By Barry Stagg
March 1997
CHURCHILL FALLS: NO PLACE FOR THE ME GENERATION
Churchill Falls is an old battle. Its roots go back to the English conquest of the French in Canada and travel on up through history. The 1927 court decision giving Labrador to Newfoundland and depriving Canada of Labrador is a major touchpoint. October 1966 is the next pivotal point when Premier Joe Smallwood sold all of Churchill Falls output at the Quebec border.
The tumultuous flower-power sixties gave way to the disco seventies and the Me generation eighties and now the nasty nineties. All of these little cliches link us to the present misery. All throughout these years the Churchill Falls power contract with its clauses making Quebec law applicable has plagued Newfoundland and rewarded the Province of Quebec with windfall riches. More than a few pennies worth of those windfall profits have gone to prop up the nausea of the separatist cause in Quebec.
Newfoundland, through its present Premier, has made another pitch for the overthrow of the Churchill Falls contract. The initial exhilaration of the move now wears off and the naysayers point to the looming hulk of that unassailable Quebec-based contract. It is after all the Quebec base of that contract that has kept Newfoundland from nationalizing Churchill Falls and vaporizing the deal once and for all. It was in 1984 that the Supreme Court of Canada handed down the final word on the contract. It ruled that the Government of Newfoundland and Newfoundland's parliamentarians, those being the members of the Provincial House of Assembly, could not legislate that contract out of existence because the contract was Quebec-based. Once again the clever bludgeons of the Quebec negotiators of the sixties came back to haunt Newfoundland with the painful truth.

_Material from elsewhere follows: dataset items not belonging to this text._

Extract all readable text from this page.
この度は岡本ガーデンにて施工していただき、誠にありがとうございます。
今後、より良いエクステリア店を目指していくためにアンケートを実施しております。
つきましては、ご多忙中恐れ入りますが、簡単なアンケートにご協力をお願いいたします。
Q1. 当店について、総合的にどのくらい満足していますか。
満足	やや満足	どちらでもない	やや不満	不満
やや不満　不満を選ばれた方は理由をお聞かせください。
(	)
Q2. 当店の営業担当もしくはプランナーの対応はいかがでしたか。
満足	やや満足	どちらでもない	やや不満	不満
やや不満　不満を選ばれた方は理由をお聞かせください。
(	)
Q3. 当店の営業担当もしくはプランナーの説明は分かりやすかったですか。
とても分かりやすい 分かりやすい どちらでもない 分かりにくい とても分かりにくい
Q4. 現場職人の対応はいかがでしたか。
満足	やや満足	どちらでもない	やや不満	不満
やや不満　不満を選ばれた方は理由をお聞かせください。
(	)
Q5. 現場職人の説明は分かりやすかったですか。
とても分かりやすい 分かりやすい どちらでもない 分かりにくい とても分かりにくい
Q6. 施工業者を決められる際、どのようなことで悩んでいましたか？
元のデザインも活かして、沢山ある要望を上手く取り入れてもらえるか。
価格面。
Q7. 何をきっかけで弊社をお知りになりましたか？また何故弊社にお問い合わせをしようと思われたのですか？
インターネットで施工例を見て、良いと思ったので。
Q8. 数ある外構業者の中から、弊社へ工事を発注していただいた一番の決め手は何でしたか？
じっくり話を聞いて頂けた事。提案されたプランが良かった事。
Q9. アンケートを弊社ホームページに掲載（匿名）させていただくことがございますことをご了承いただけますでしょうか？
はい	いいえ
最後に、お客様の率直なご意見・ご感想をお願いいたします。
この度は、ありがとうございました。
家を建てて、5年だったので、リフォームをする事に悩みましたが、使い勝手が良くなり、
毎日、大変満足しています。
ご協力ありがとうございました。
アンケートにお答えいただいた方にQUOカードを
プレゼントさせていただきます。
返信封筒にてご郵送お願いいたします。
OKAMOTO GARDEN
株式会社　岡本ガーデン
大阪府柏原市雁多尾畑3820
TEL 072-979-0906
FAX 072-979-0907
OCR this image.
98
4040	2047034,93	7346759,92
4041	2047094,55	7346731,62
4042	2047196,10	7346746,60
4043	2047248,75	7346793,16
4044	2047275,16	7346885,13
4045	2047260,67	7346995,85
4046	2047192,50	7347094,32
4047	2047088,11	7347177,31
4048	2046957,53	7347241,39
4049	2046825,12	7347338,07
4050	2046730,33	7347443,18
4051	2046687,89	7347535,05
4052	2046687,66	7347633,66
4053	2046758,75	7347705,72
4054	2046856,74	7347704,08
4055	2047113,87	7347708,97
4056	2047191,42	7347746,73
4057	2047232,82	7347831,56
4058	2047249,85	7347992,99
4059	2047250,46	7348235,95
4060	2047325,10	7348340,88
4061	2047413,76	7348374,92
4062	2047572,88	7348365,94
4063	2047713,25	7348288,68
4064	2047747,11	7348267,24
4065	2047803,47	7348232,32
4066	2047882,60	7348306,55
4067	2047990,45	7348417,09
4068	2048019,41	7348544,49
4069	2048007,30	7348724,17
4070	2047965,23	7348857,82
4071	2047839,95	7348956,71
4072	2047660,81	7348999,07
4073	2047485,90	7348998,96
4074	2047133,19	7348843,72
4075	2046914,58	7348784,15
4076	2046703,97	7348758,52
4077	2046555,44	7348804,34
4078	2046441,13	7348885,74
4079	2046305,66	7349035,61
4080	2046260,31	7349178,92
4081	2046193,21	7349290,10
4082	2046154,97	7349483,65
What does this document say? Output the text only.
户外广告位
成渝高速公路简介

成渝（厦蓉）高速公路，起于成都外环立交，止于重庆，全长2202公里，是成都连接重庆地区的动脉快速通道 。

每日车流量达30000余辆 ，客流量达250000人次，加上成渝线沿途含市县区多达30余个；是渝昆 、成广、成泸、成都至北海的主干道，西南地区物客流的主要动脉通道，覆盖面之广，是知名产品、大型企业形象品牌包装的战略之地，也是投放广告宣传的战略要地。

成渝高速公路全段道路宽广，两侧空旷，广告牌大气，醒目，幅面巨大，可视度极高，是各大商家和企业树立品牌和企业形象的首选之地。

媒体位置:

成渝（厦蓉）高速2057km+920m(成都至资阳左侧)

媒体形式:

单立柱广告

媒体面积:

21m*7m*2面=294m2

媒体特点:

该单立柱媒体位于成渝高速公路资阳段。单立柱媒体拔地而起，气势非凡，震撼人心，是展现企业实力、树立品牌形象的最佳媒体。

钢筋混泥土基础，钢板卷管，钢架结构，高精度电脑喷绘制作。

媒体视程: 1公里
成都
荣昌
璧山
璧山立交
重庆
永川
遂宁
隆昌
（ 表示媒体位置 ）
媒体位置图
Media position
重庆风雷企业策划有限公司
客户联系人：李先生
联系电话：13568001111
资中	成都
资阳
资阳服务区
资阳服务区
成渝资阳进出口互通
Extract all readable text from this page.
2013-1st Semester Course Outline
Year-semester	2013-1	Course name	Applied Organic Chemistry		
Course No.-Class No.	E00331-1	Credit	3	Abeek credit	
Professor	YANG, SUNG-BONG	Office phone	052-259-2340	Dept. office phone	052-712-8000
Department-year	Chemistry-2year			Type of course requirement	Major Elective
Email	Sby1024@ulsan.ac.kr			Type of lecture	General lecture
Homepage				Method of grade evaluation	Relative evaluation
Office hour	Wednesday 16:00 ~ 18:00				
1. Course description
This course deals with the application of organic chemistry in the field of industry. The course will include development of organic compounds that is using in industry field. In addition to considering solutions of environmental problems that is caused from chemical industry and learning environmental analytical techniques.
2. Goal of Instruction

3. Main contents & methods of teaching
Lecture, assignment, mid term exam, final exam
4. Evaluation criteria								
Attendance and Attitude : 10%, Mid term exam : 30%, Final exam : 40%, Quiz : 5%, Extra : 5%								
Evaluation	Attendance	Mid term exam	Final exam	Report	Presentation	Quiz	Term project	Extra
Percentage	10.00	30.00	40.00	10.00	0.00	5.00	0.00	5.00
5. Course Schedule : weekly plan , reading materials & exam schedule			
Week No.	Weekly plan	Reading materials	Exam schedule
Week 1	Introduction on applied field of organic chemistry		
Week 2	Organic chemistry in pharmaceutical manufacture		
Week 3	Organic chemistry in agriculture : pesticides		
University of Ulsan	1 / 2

Now there are worry-warts surfacing wondering just what business Newfoundland has in trying to break the sacred words of a contract. Sometimes it seems that naysayers of that ilk would have indicted Abraham Lincoln for daring to overthrow the American slave laws. After all many an American state legislature had iron-clad and widely popular slavery laws before the American Civil War made the enslavement of blacks illegal.
So what is there to be done? Are we all to affect an air of resigned middle-aged indifference and sadly nod our heads in the realization that we Newfoundlanders are honour bound to put up with the Churchill Falls contract until its bitter end. Do we follow in the pitiful footsteps of Joe Smallwood who signed the deal for the greater good of Canada and in the spirit of glorious sacrifice for Newfoundland. The answer to the question depends on your perch.
Those selfish products of the Me generation who are scared stiff that their precious mutual funds may dwindle into oblivion if there is social and political upheaval in Canada will want peace at any cost. They will absolutely want peace in our time or at least until they cash in their investments. Likewise those who are relying on the stability of the government pension system will not want Newfoundland warriors throwing the whole Canadian nation into turmoil over something petty like the permanent prosperity of Newfoundland.
On the other hand there are those who realize quite simply that nothing comes without a fight. The whole weight of political and economic power was brought to bear on Joe Smallwood in 1966 in order to persuade him to approve the Churchill Falls contract. Those sorts of deals which are in the mould of "offers you cannot refuse" must be met with a policy of defiance and political force rather than altruistic deference. If the stock markets of Toronto and Montreal and the cozy nest-eggs of the white-collar welfare class become "unstable" then that is a price that will have to be paid.
The Me generation developed on a foundation of selfishness and contentment with one's own station in life regardless of the way in which it was achieved. Wealth is one commodity that the Me generation covets but stability and political quiet are two other assets they favour as well. The profoundly dishonoured ethos of "peace in our time" that British Prime Minister Neville Chamberlain sought in his initial timid confrontations with Adolph Hitler gives an appropriate ambience to the present domestic problem.
In Churchill Falls we need actions by warriors not smug inaction by self-serving appeasers.